The music adds a lot to the episode’s tone. In the beginning it’s pure space Western, a stripped-down march that shades into cliche at the same time as it injects fantastic atmosphere into wide shots. Later, the music tells us exactly how we’re supposed to feel about a scene: wonderment, not necessarily exultation. The Mandalorian has succeeded in this scene, but he’s not doing something intimidating. He has just learned to make friends with an animal, a potentially goofy scene that worked well for me in part because of the earnest delight of the music.
If this feels like a lot to pack into a 40-minute episode, that’s because it is. Adding this many plots is another thing Filoni excels at, and he continues to improve. The Mandalorian spans three planets, but never quite feels rushed. The planets aren’t differentiated quite enough — each of them has a cantina or a town, and each feels like classic Star Wars, but not like a distinct planet except for a change in terrain and fauna.

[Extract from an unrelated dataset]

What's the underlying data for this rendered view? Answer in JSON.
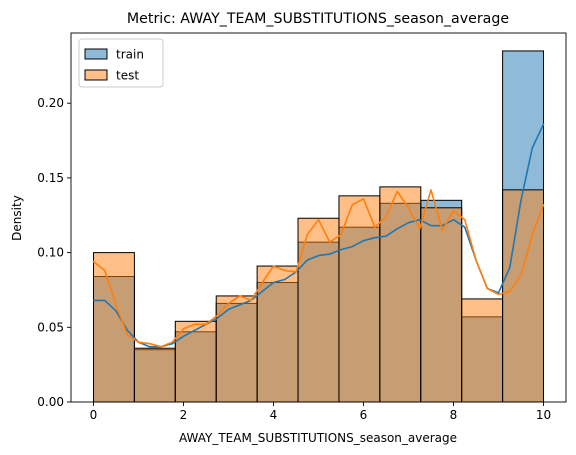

Production overall is impressive. While initial trailers made the Mandalorian’s armor look flimsy and the scene trappings generic greeblies from a low-budget film, the reality is … mostly, better than it looked in promos. Not flimsy or lavish, the scene setting falls in a comfortable but unexciting middle. The exception is the Mandalorian blacksmith’s office, which, while the setting around it is rather empty, leans full into hardware worship in the best way.
By the third act, I had bought into the setting and was ready for the big finale. Taika Waititi is blessedly well-used as the droid IG-11, but primarily as a vehicle for situational humor rather than the clever dialogue he’s known for. The final shootout is neither muddled nor particularly hard-hitting; it accelerates predictably but effectively. That might be a good summary for the episode overall.
I found The Mandalorianto be a fun Star Wars adventure, with plenty of room to grow. Where it fails, it fails by leaning too far into familiar tropes: the Mandalorian being sympatheic because his family was killed might be far too easy a backstory to carry the character through seven more episodes. I both recommend the show so far and hope for it to improve.